U/S-aided thoracentesis in the ICU
- Richard Venn
© Current Science Ltd 1999
Published: 14 October 1999
It is well known to the ICU community that the supine chest x-ray has poor sensitivity for the diagnosis of pleural effusion, although it is sometimes difficult to convince our radiological colleagues of this if they are expected to perform the ultrasound on the ICU! This study reinforces current practice that ultrasound is superior in diagnosis and enables safe aspiration of pleural effusions. However, it goes a stage further by showing that the intensivist can safely utilise ultrasound to diagnose and aspirate effusions. ICUs which rely on radiologists to perform ultrasound no longer need to be at their beck and call!
Pleural effusions are notoriously difficult to diagnose with a supine chest x-ray in the ICU, and may easily be mistaken for consolidated or atelectatic lung. Aspiration of an effusion in these critically ill patients may offer benefits in terms of microbiological diagnosis and improvements in lung compliance, but carries the risk of pneumothorax which may severely compromise the ventilated patient. Ultrasound has better diagnostic sensitivity for pleural effusion in the supine patient, and may also offer a safety advantage over blind aspiration following diagnosis with a chest x-ray.
To evaluate the safety of ultrasound guided aspiration of pleural effusions in critically ill patients.
Forty consecutive ventilated patients, with an ultrasound diagnosis of pleural effusion, underwent ultrasound guided aspiration of this effusion. Forty-five procedures were performed, of which seven were therapeutic and the remainder diagnostic. A description of the procedures is given in the paper. Of importance, is that aspiration was only performed if the inspiratory interpleural distance was > 15 mm. Follow up chest x-rays were performed over the next 48 hours.

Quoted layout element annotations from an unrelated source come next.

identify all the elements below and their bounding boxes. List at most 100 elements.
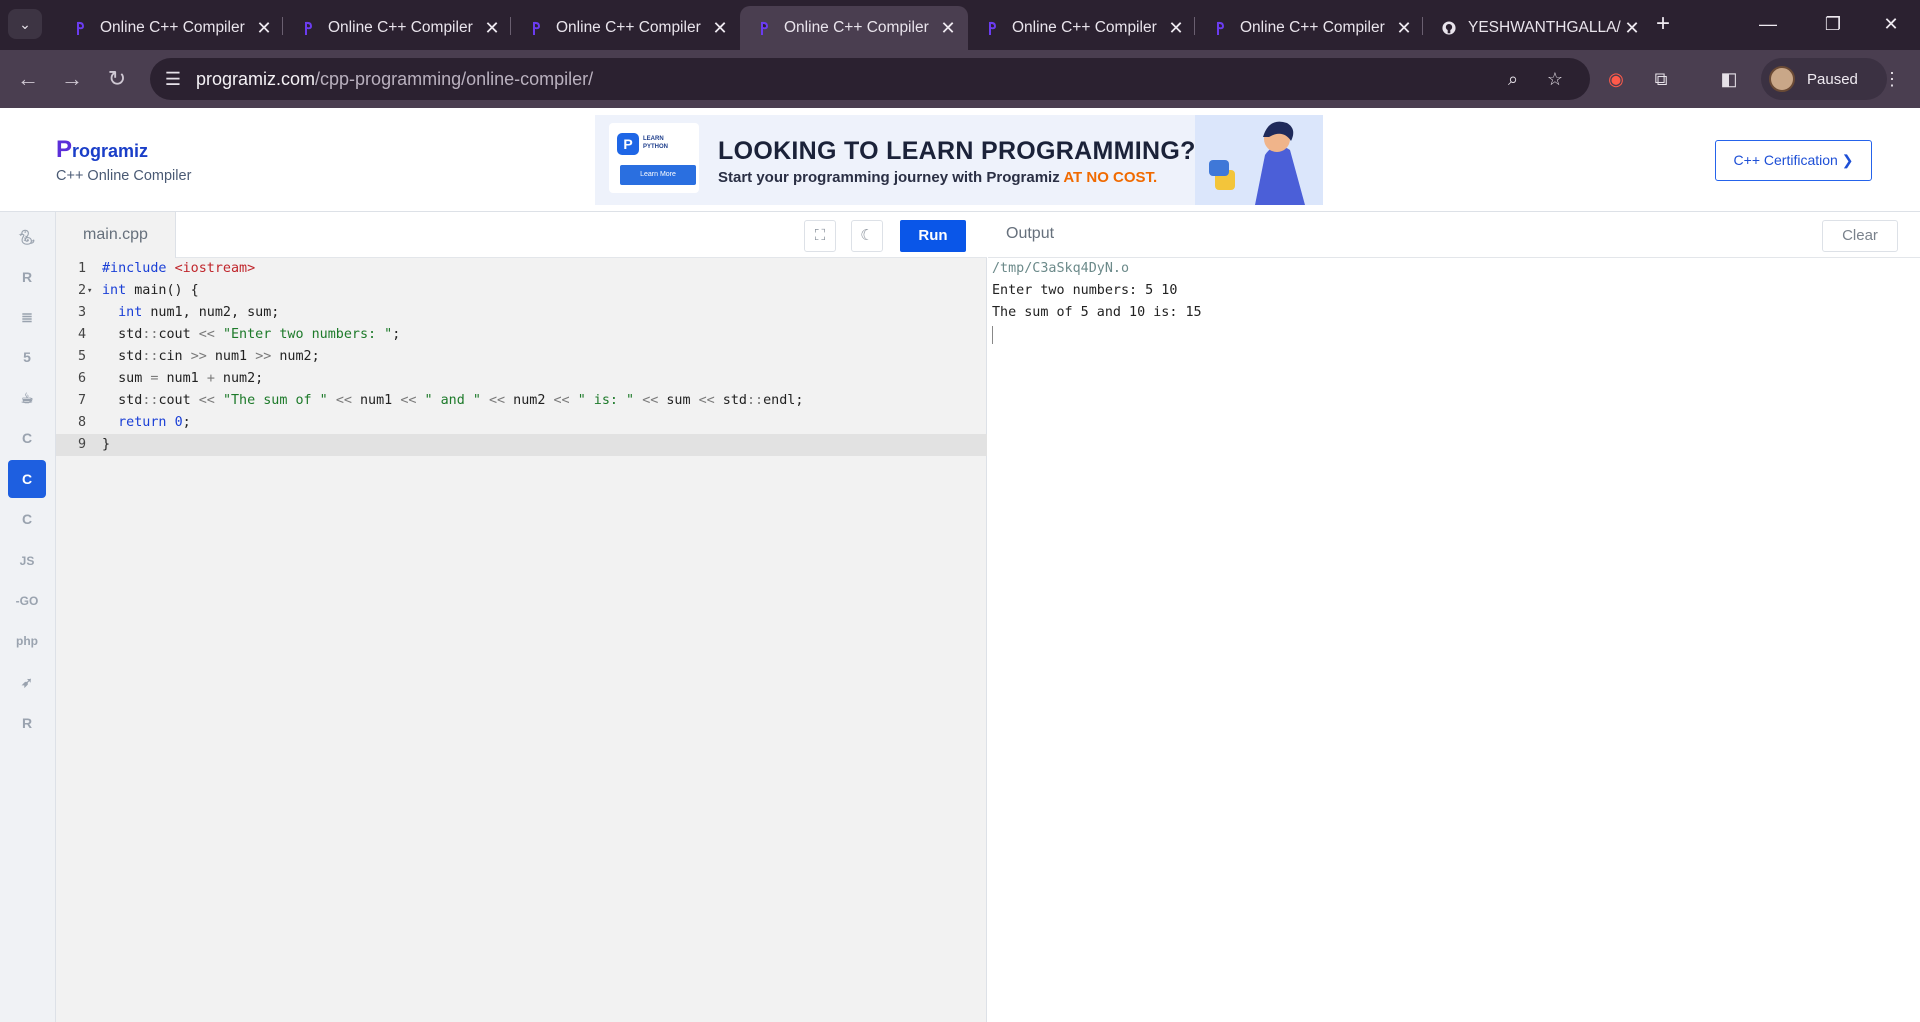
moon-icon: ☾ bbox=[860, 227, 874, 244]
dark-mode-toggle[interactable]: ☾ bbox=[851, 220, 883, 252]
output-header: Output Clear bbox=[988, 212, 1920, 258]
browser-tab[interactable]: Online C++ Compiler ✕ bbox=[56, 6, 284, 50]
programiz-favicon-icon bbox=[305, 21, 312, 35]
code-line: 7 std::cout << "The sum of " << num1 << … bbox=[77, 393, 804, 408]
avatar bbox=[1769, 66, 1795, 92]
programiz-favicon-icon bbox=[761, 21, 768, 35]
banner-headline: LOOKING TO LEARN PROGRAMMING? bbox=[718, 137, 1196, 165]
php-icon: php bbox=[16, 634, 38, 648]
programiz-favicon-icon bbox=[989, 21, 996, 35]
language-sql[interactable]: ≣ bbox=[8, 298, 46, 336]
language-rust[interactable]: R bbox=[8, 704, 46, 742]
editor-header: main.cpp ⛶ ☾ Run bbox=[56, 212, 987, 258]
output-console[interactable]: /tmp/C3aSkq4DyN.o Enter two numbers: 5 1… bbox=[992, 258, 1202, 344]
fold-arrow-icon[interactable]: ▾ bbox=[87, 280, 92, 302]
compiler-area: 🐍︎ R ≣ 5 ☕︎ C C C JS -GO php ➶ R main.cpp ⛶ ☾ Run 1 #… bbox=[0, 211, 1920, 1022]
output-line: The sum of 5 and 10 is: 15 bbox=[992, 305, 1202, 320]
tab-title: Online C++ Compiler bbox=[1240, 19, 1385, 36]
language-js[interactable]: JS bbox=[8, 542, 46, 580]
bookmark-star-icon[interactable]: ☆ bbox=[1542, 66, 1568, 92]
side-panel-icon[interactable]: ◧ bbox=[1713, 63, 1745, 95]
language-cpp[interactable]: C bbox=[8, 460, 46, 498]
programiz-logo[interactable]: Programiz bbox=[56, 136, 148, 164]
window-close-button[interactable]: ✕ bbox=[1868, 8, 1914, 40]
sql-icon: ≣ bbox=[21, 308, 33, 325]
csharp-icon: C bbox=[21, 511, 33, 527]
clear-button[interactable]: Clear bbox=[1822, 220, 1898, 252]
language-go[interactable]: -GO bbox=[8, 582, 46, 620]
close-icon[interactable]: ✕ bbox=[938, 18, 958, 39]
language-html[interactable]: 5 bbox=[8, 338, 46, 376]
python-icon: 🐍︎ bbox=[18, 228, 36, 245]
browser-tab[interactable]: YESHWANTHGALLA/✕ bbox=[1424, 6, 1652, 50]
language-swift[interactable]: ➶ bbox=[8, 663, 46, 701]
browser-tab[interactable]: Online C++ Compiler ✕ bbox=[968, 6, 1196, 50]
output-line: /tmp/C3aSkq4DyN.o bbox=[992, 261, 1130, 276]
programiz-badge-icon: P bbox=[617, 133, 639, 155]
code-line: 3 int num1, num2, sum; bbox=[77, 305, 280, 320]
tab-title: Online C++ Compiler bbox=[784, 19, 929, 36]
language-java[interactable]: ☕︎ bbox=[8, 379, 46, 417]
new-tab-button[interactable]: + bbox=[1648, 10, 1678, 40]
browser-tab[interactable]: Online C++ Compiler ✕ bbox=[1196, 6, 1424, 50]
browser-tab[interactable]: Online C++ Compiler ✕ bbox=[284, 6, 512, 50]
rust-icon: R bbox=[21, 715, 33, 731]
browser-toolbar: ← → ↻ ☰ programiz.com/cpp-programming/on… bbox=[0, 50, 1920, 108]
extension-record-icon[interactable]: ◉ bbox=[1600, 63, 1632, 95]
language-r[interactable]: R bbox=[8, 258, 46, 296]
learn-python-card: P LEARN PYTHON Learn More bbox=[609, 123, 699, 193]
browser-menu-icon[interactable]: ⋮ bbox=[1876, 63, 1908, 95]
close-icon[interactable]: ✕ bbox=[482, 18, 502, 39]
back-button[interactable]: ← bbox=[12, 63, 44, 95]
address-bar[interactable]: ☰ programiz.com/cpp-programming/online-c… bbox=[150, 58, 1590, 100]
go-icon: -GO bbox=[15, 594, 39, 608]
browser-tab[interactable]: Online C++ Compiler ✕ bbox=[512, 6, 740, 50]
language-csharp[interactable]: C bbox=[8, 500, 46, 538]
page-subtitle: C++ Online Compiler bbox=[56, 168, 192, 184]
tab-search-button[interactable]: ⌄ bbox=[8, 9, 42, 39]
r-icon: R bbox=[21, 269, 33, 285]
profile-button[interactable]: Paused bbox=[1761, 58, 1887, 100]
code-line: 5 std::cin >> num1 >> num2; bbox=[77, 349, 320, 364]
site-info-icon[interactable]: ☰ bbox=[160, 66, 186, 92]
tab-separator bbox=[510, 17, 511, 35]
extensions-puzzle-icon[interactable]: ⧉ bbox=[1645, 63, 1677, 95]
forward-button[interactable]: → bbox=[56, 63, 88, 95]
language-c[interactable]: C bbox=[8, 419, 46, 457]
profile-status: Paused bbox=[1807, 70, 1858, 88]
tab-title: Online C++ Compiler bbox=[556, 19, 701, 36]
close-icon[interactable]: ✕ bbox=[1622, 18, 1642, 39]
expand-icon: ⛶ bbox=[814, 227, 826, 244]
restore-button[interactable]: ❐ bbox=[1810, 8, 1856, 40]
input-caret bbox=[992, 326, 993, 344]
cpp-icon: C bbox=[21, 471, 33, 487]
tab-separator bbox=[1194, 17, 1195, 35]
output-line: Enter two numbers: 5 10 bbox=[992, 283, 1178, 298]
language-python[interactable]: 🐍︎ bbox=[8, 218, 46, 256]
c-icon: C bbox=[21, 430, 33, 446]
run-button[interactable]: Run bbox=[900, 220, 966, 252]
file-tab-main-cpp[interactable]: main.cpp bbox=[56, 212, 176, 258]
code-editor-pane: main.cpp ⛶ ☾ Run 1 #include <iostream> 2 ▾… bbox=[56, 212, 987, 1022]
ad-banner[interactable]: P LEARN PYTHON Learn More LOOKING TO LEAR… bbox=[595, 115, 1323, 205]
certification-button[interactable]: C++ Certification ❯ bbox=[1715, 140, 1872, 181]
minimize-button[interactable]: — bbox=[1745, 8, 1791, 40]
close-icon[interactable]: ✕ bbox=[1394, 18, 1414, 39]
tab-title: Online C++ Compiler bbox=[1012, 19, 1157, 36]
swift-icon: ➶ bbox=[21, 673, 33, 690]
learn-more-button[interactable]: Learn More bbox=[620, 165, 696, 185]
browser-tab-bar: ⌄ Online C++ Compiler ✕ Online C++ Compile… bbox=[0, 0, 1920, 50]
zoom-icon[interactable]: ⌕ bbox=[1500, 66, 1526, 92]
close-icon[interactable]: ✕ bbox=[710, 18, 730, 39]
code-editor[interactable]: 1 #include <iostream> 2 ▾ int main() { 3 in… bbox=[56, 258, 987, 456]
close-icon[interactable]: ✕ bbox=[1166, 18, 1186, 39]
language-php[interactable]: php bbox=[8, 622, 46, 660]
close-icon[interactable]: ✕ bbox=[254, 18, 274, 39]
code-line: 1 #include <iostream> bbox=[77, 261, 256, 276]
language-sidebar: 🐍︎ R ≣ 5 ☕︎ C C C JS -GO php ➶ R bbox=[0, 212, 56, 1022]
code-line: 8 return 0; bbox=[77, 415, 191, 430]
reload-button[interactable]: ↻ bbox=[101, 63, 133, 95]
fullscreen-button[interactable]: ⛶ bbox=[804, 220, 836, 252]
tab-title: YESHWANTHGALLA/ bbox=[1468, 19, 1621, 36]
browser-tab[interactable]: Online C++ Compiler ✕ bbox=[740, 6, 968, 50]
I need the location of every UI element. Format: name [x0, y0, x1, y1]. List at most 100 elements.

No complications occurred and fluid was successfully aspirated in 44 of 45 procedures. Of 45 procedures, 40 aspirated fluid easily within 10 seconds at the first attempt. Supine chest x-rays only identified pleural effusions in 27 of the proven 44 cases.
Ultrasound is eminently superior in identifying pleural effusions when compared to the supine x-ray in the ventilated patient, and aspiration can be performed safely provided an interpleural distance of 15 mm is adhered to. It is a simple and easy procedure and avoids the need for unnecessary irradiation.
An editorial and another study conducted in a surgical ICU appear in the same edition of this journal (Intensive Care Med 1999, 25:1029). This second study involved a much larger patient group, although the majority of these patients were not ventilated. No information is given on the technique of ultrasound guided aspiration used (which was very precise in Lichtenstein's paper). This may reflect the complication rate of 2.4%.